Nessuna parola poteva riuscirmi più
cara di quella - tanto invocata, tanto desiderata - epperò un grande turbamento
e una commozione vivissima mi obbligarono ad appoggiarmi contro la parete.
Egli soggiunse:
- Mi perdonate?
Dio, che gioie vi sono al mondo!
Le mie mani sotto i semprevivi
tremarono; abbassai il capo per invitarlo tacitamente a seguirmi ed anche per
dirgli di sì. Avrà Egli compreso il mio silenzio?

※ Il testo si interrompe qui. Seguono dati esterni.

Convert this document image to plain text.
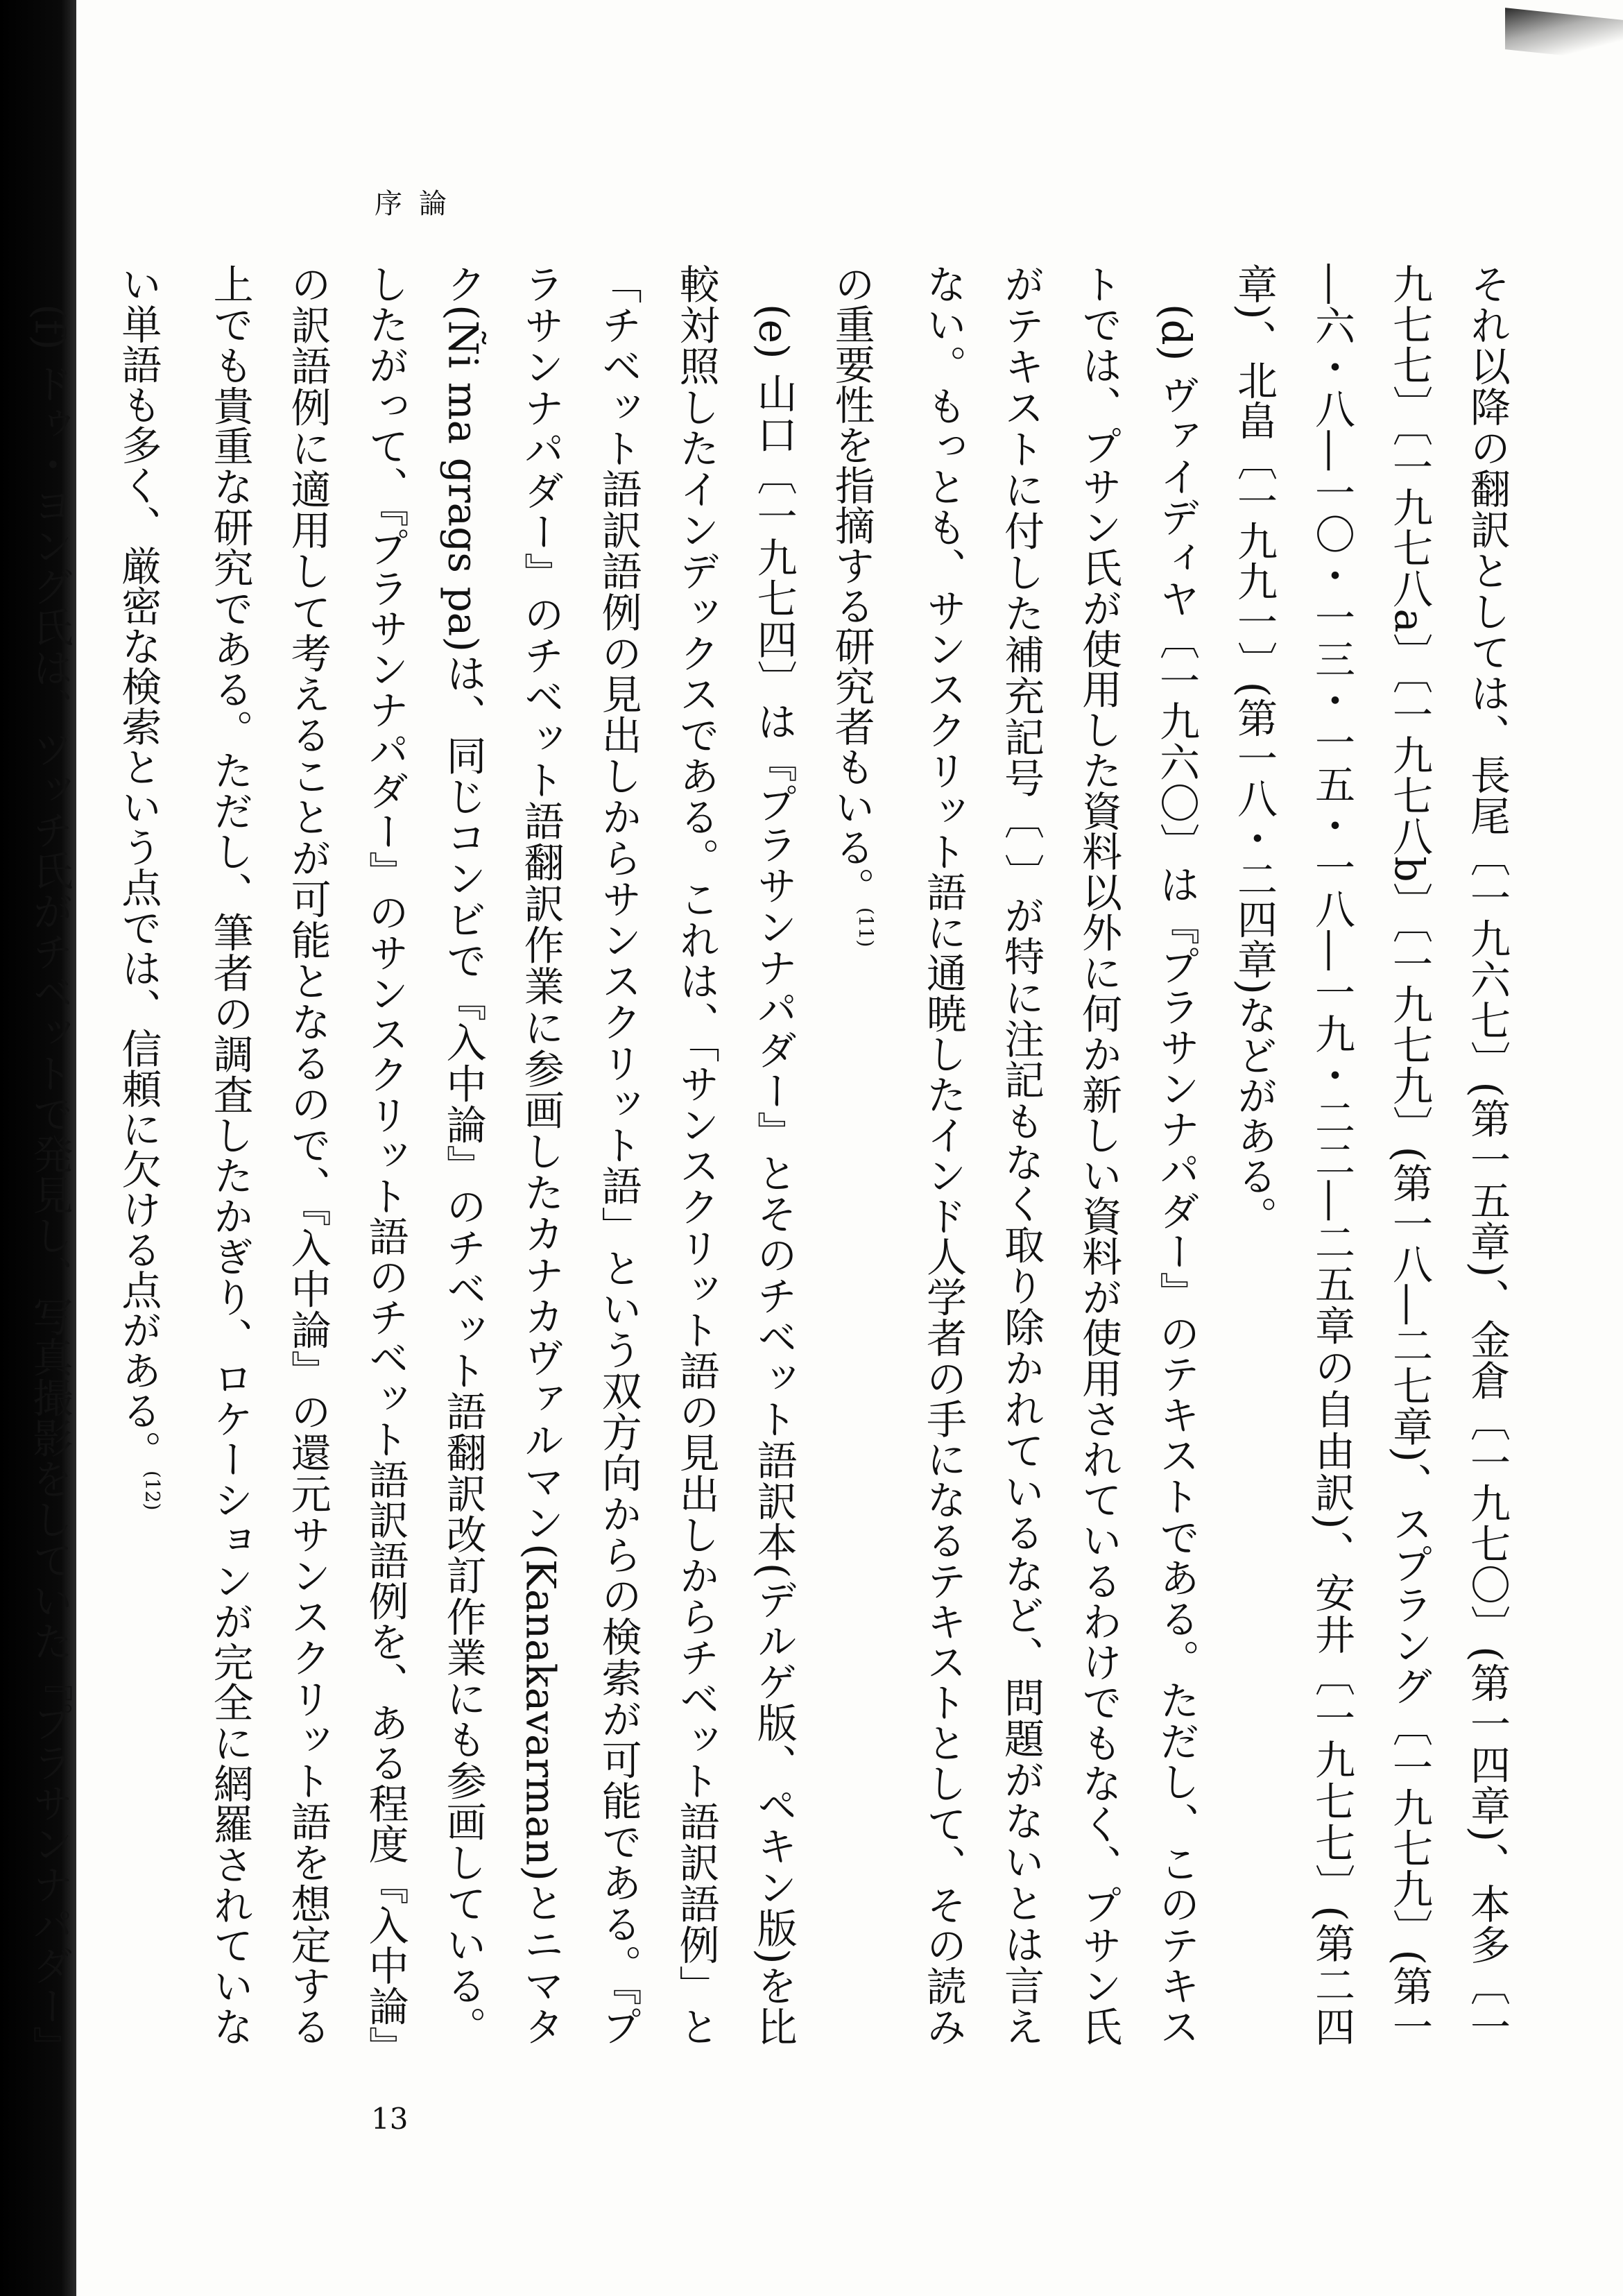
序論

それ以降の翻訳としては、長尾〔一九六七〕(第一五章)、金倉〔一九七〇〕(第一四章)、本多〔一九七七〕〔一九七八a〕〔一九七八b〕〔一九七九〕(第一八―二七章)、スプラング〔一九七九〕(第一―六・八―一〇・一三・一五・一八―一九・二二―二五章の自由訳)、安井〔一九七七〕(第二四章)、北畠〔一九九一〕(第一八・二四章)などがある。

(d) ヴァイディヤ〔一九六〇〕は『プラサンナパダー』のテキストである。ただし、このテキストでは、プサン氏が使用した資料以外に何か新しい資料が使用されているわけでもなく、プサン氏がテキストに付した補充記号〔 〕が特に注記もなく取り除かれているなど、問題がないとは言えない。もっとも、サンスクリット語に通暁したインド人学者の手になるテキストとして、その読みの重要性を指摘する研究者もいる。$^{(11)}$

(e) 山口〔一九七四〕は『プラサンナパダー』とそのチベット語訳本(デルゲ版、ペキン版)を比較対照したインデックスである。これは、「サンスクリット語の見出しからチベット語訳語例」と「チベット語訳語例の見出しからサンスクリット語」という双方向からの検索が可能である。『プラサンナパダー』のチベット語翻訳作業に参画したカナカヴァルマン(Kanakavarman)とニマタク(Ñi ma grags pa)は、同じコンビで『入中論』のチベット語翻訳改訂作業にも参画している。したがって、『プラサンナパダー』のサンスクリット語のチベット語訳語例を、ある程度『入中論』の訳語例に適用して考えることが可能となるので、『入中論』の還元サンスクリット語を想定する上でも貴重な研究である。ただし、筆者の調査したかぎり、ロケーションが完全に網羅されていない単語も多く、厳密な検索という点では、信頼に欠ける点がある。$^{(12)}$

(f) ドゥ・ヨング氏は、ツッチ氏がチベットで発見し、写真撮影をしていた『プラサンナパダー』

13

Le occupazioni serie e penose di
quella giornata non mi lasciarono più sola con Lui nè con me stessa, ma io
avevo una gioia così profonda nel cuore che mi sentivo le ali.
Decisi di tenere la fanciulla
presso di me finchè non fosse venuta una vecchia amica di sua madre che si era
offerta per ricoverarla, in attesa di provvedere meglio al suo avvenire.
Intanto le fui compagna nella triste cerimonia del distacco, la sorressi e
asciugai le sue lagrime. Scoprivo in me delle energie insospettate e un
coraggio che non avrei mai creduto di avere. La poveretta mi dimostrava la sua
riconoscenza in modo toccante. Furono giornate calme insomma, piene di intima e
malinconica dolcezza, quali non avrei credute possibili.
Un segreto istinto mi trattenne
dall'interrogare mio cugino sui suoi progetti per l'avvenire dal momento che
Egli non vi faceva nessuna allusione e quando la fanciulla fu partita e che
Egli riprese le sue visite assiduo, affettuoso, sembrò che nulla fosse cambiato
intorno a noi. Meglio ancora, era come se avessi fatto un cattivo sogno e
provavo la gioia ingenua del risveglio.